After introducing herself and Teatulia, Meyer gave a brief introduction on types of teas derived from the Camellia sinensis plant, including information about tea origins, flavor profiles, prices and picking practices. According to Meyer, because most varieties of tea are derived from the same plant, the timing of harvests determines the type and flavor of the tea due to oxidation.
“I like to think about it as a banana you buy from a grocery store. … When you buy them they’re usually pretty green. That’s your green tea,” Meyer said. “If you let it sit for a week, now it’s kind of ready for banana bread. That’s your black tea. … So you can view your teas like that, with black tea all the way fully oxidized.”
Growing habitat also determines the flavor profile of the tea. Much like wine, climate, geography and soil type all impact the end result.
Meyer also delved into the economics of tea production, stressing the constant calculations and trade-offs that must go into growing and processing the leaves. For instance, while some forms of tea, such as “cut-tear-curl” leaves, are typically more cost-effective and less labor-intensive, they produce weaker and more bitter-tasting teas when brewed.
The bulk of the event was devoted to the tea tasting. The tea tasting kit, which was delivered to event attendees, included Teatulia’s lemongrass, green and black teas alongside a commercial black tea and an array of sweeteners. Meyer led the participants through the tasting process, emphasizing the importance of tasting techniques and proper brewing.
“When we’re talking about tea and we’re talking about brewing, we want to think about the three T’s … time, temperature and type of tea,” Meyers said.
According to Meyers, steep time for herbal teas is longer than that of “regular tea.” Temperature of brewing water was also an important factor in the tea’s final taste. For example, black teas generally require hotter water than green teas.
Attendees found the event informative and fun, even virtually.
“Two things really stuck with me (one more serious than the other),” Lila Selin ’23 wrote in an email to the News. “[First], I had no idea tea grew on a tree! The other is that I really knew nothing about how tea was produced, and I was surprised to learn that it’s often harvested by women who aren’t fairly compensated for their labor. I have definitely [been] thinking a lot about the consequences of my actions when I buy tea and what sort of industry practices I’m supporting.”
Charlotte Murphy ’23 said she has missed the in-person foodie events hosted by Yale Hospitality in previous years and signed up for the tea tasting event as soon as she could.

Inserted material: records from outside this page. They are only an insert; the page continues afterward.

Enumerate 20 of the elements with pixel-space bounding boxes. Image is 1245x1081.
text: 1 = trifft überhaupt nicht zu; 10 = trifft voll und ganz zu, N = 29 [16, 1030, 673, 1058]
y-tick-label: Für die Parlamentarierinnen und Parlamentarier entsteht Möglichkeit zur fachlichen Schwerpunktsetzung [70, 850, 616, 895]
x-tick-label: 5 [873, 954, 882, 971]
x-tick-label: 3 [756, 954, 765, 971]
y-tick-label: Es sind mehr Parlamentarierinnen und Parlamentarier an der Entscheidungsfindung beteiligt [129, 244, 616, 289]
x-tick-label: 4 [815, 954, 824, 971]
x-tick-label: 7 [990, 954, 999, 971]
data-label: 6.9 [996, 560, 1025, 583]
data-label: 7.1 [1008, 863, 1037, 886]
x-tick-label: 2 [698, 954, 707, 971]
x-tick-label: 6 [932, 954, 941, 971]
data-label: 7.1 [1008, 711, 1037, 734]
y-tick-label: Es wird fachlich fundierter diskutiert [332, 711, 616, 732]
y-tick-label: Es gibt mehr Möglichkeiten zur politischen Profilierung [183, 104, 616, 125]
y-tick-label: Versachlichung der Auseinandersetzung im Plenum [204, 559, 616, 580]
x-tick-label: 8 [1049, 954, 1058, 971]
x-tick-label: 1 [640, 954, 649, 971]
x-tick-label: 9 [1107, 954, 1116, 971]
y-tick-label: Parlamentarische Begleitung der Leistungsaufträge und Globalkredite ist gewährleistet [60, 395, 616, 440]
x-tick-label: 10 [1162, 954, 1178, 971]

“I ran into another student in the Trumbull dining hall … and we ended up bonding over our love for tea,” Murphy wrote in an email to the News. “I also saw one of my other Trumbull friends in the Zoom meeting, and we decided to set up a time to do our own tea tasting together the next day. It’s the closest I’ve come to replicating the pre-pandemic foodie events.”
Yale Hospitality’s next event will be a cheese tasting on March 24.